Great news about your play being produced in L.A.
I have always liked Sandman..and I love this comment of Anoymous.

Chuckh said...

On being a writer

The last words of the great general, Robert E lee before he died, years after the end of the war, on his death bed were, "Strike the tent..." Oh, how we live in our dreams, our guilt and pleasures of the past, present and future. I have lived memories over until they were worn thin and lost impact. I have seen how I wanted things to be and argued with ghosts of the past only to awaken and see them for what they are. There was a time when I refused to commune with certain people because I did not want the memory of them in my head. I see things over and over again after they are gone. I am an observer. I have a keen interest in cause and effect. I see people as they are, as they try to be, as they hope they are...The past haunts me until I tell it to go away, then it does for a while until stirred up again by some inane comment or situation. This is why I write. I see things clearly enough, can hold them still long enough for me to write it down…

Doc said...

I just want to comment. Raymond sighted on the family site. Raymond writing another entry. I am thinking of a break in the clouds, knowing this is how you live your life. I have faith because you do.

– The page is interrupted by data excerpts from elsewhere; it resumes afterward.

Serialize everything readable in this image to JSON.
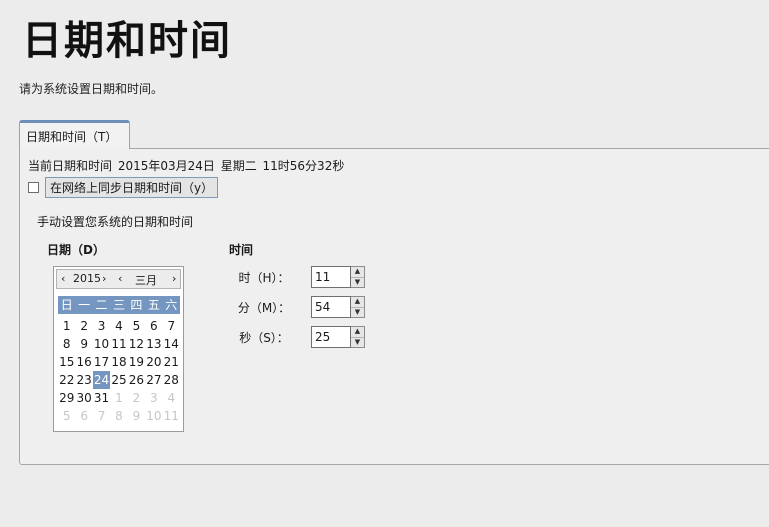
{
  "page": {
    "title": "日期和时间",
    "subtitle": "请为系统设置日期和时间。"
  },
  "tab": {
    "label": "日期和时间（T）"
  },
  "current": {
    "text": "当前日期和时间   2015年03月24日  星期二  11时56分32秒"
  },
  "sync": {
    "label": "在网络上同步日期和时间（y）",
    "checked": false
  },
  "manual": {
    "label": "手动设置您系统的日期和时间"
  },
  "date_section": {
    "label": "日期（D）"
  },
  "time_section": {
    "label": "时间"
  },
  "calendar": {
    "year": "2015",
    "month": "三月",
    "weekdays": [
      "日",
      "一",
      "二",
      "三",
      "四",
      "五",
      "六"
    ],
    "days": [
      [
        {
          "d": "1",
          "o": false
        },
        {
          "d": "2",
          "o": false
        },
        {
          "d": "3",
          "o": false
        },
        {
          "d": "4",
          "o": false
        },
        {
          "d": "5",
          "o": false
        },
        {
          "d": "6",
          "o": false
        },
        {
          "d": "7",
          "o": false
        },
        {
          "d": "8",
          "o": false
        },
        {
          "d": "9",
          "o": false
        },
        {
          "d": "10",
          "o": false
        },
        {
          "d": "11",
          "o": false
        },
        {
          "d": "12",
          "o": false
        },
        {
          "d": "13",
          "o": false
        },
        {
          "d": "14",
          "o": false
        },
        {
          "d": "15",
          "o": false
        },
        {
          "d": "16",
          "o": false
        },
        {
          "d": "17",
          "o": false
        },
        {
          "d": "18",
          "o": false
        },
        {
          "d": "19",
          "o": false
        },
        {
          "d": "20",
          "o": false
        },
        {
          "d": "21",
          "o": false
        },
        {
          "d": "22",
          "o": false
        },
        {
          "d": "23",
          "o": false
        },
        {
          "d": "24",
          "o": false,
          "sel": true
        },
        {
          "d": "25",
          "o": false
        },
        {
          "d": "26",
          "o": false
        },
        {
          "d": "27",
          "o": false
        },
        {
          "d": "28",
          "o": false
        },
        {
          "d": "29",
          "o": false
        },
        {
          "d": "30",
          "o": false
        },
        {
          "d": "31",
          "o": false
        },
        {
          "d": "1",
          "o": true
        },
        {
          "d": "2",
          "o": true
        },
        {
          "d": "3",
          "o": true
        },
        {
          "d": "4",
          "o": true
        },
        {
          "d": "5",
          "o": true
        },
        {
          "d": "6",
          "o": true
        },
        {
          "d": "7",
          "o": true
        },
        {
          "d": "8",
          "o": true
        },
        {
          "d": "9",
          "o": true
        },
        {
          "d": "10",
          "o": true
        },
        {
          "d": "11",
          "o": true
        }
      ]
    ]
  },
  "time": {
    "hour": {
      "label": "时（H）：",
      "value": "11"
    },
    "minute": {
      "label": "分（M）：",
      "value": "54"
    },
    "second": {
      "label": "秒（S）：",
      "value": "25"
    }
  },
  "icons": {
    "prev": "‹",
    "next": "›",
    "spin_up": "▲",
    "spin_down": "▼"
  },
  "colors": {
    "accent": "#7596c0",
    "background": "#ececec"
  }
}
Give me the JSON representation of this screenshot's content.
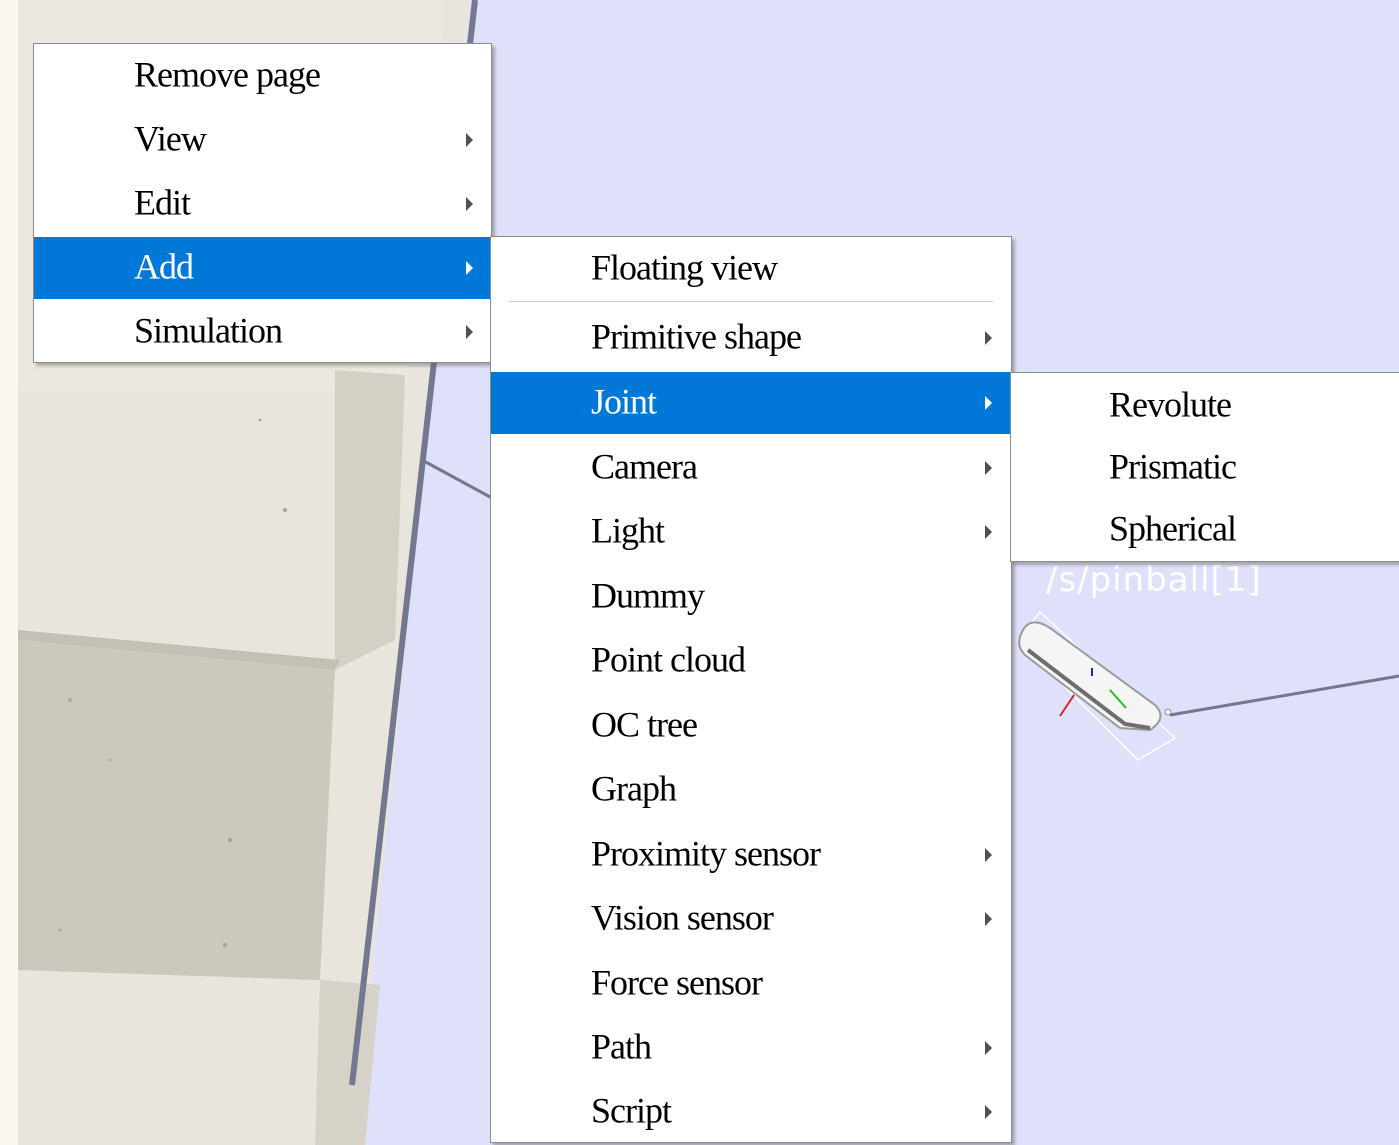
{
  "scene": {
    "object_label": "/s/pinball[1]",
    "colors": {
      "background": "#dfe0f9",
      "floor_light": "#ece8e0",
      "floor_dark": "#cfccc1",
      "menu_highlight": "#0078d7"
    }
  },
  "main_menu": {
    "items": [
      {
        "label": "Remove page",
        "submenu": false
      },
      {
        "label": "View",
        "submenu": true
      },
      {
        "label": "Edit",
        "submenu": true
      },
      {
        "label": "Add",
        "submenu": true,
        "highlighted": true
      },
      {
        "label": "Simulation",
        "submenu": true
      }
    ]
  },
  "add_menu": {
    "items": [
      {
        "label": "Floating view",
        "submenu": false
      },
      {
        "label": "Primitive shape",
        "submenu": true
      },
      {
        "label": "Joint",
        "submenu": true,
        "highlighted": true
      },
      {
        "label": "Camera",
        "submenu": true
      },
      {
        "label": "Light",
        "submenu": true
      },
      {
        "label": "Dummy",
        "submenu": false
      },
      {
        "label": "Point cloud",
        "submenu": false
      },
      {
        "label": "OC tree",
        "submenu": false
      },
      {
        "label": "Graph",
        "submenu": false
      },
      {
        "label": "Proximity sensor",
        "submenu": true
      },
      {
        "label": "Vision sensor",
        "submenu": true
      },
      {
        "label": "Force sensor",
        "submenu": false
      },
      {
        "label": "Path",
        "submenu": true
      },
      {
        "label": "Script",
        "submenu": true
      }
    ]
  },
  "joint_menu": {
    "items": [
      {
        "label": "Revolute"
      },
      {
        "label": "Prismatic"
      },
      {
        "label": "Spherical"
      }
    ]
  }
}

That is the only way I can look at it. Mom

Kayla said...

Art Father,

"I do miss, the company of writers." You and me both. In fact, it was that longing that got me trying to get some people together to do some sort of online writing community thing. Terena, myself, Isaiah, possibly Brit Shostak, and I think Renee Simms might join in as well, are most likely going to start some kind of back-and-forth writing critique/commentary/share space.
I'm desperate for inspiration, and my catalogue of writers I know, trust, and respect, is rather slim.
You're welcome to read and/or share with us, if you'd like. :)

Love,
Kayla

Chuckh said...

Sorry to hear you didn't get my card. I hope you can find it somewhere because it had a small gift inside. Where could it have gone?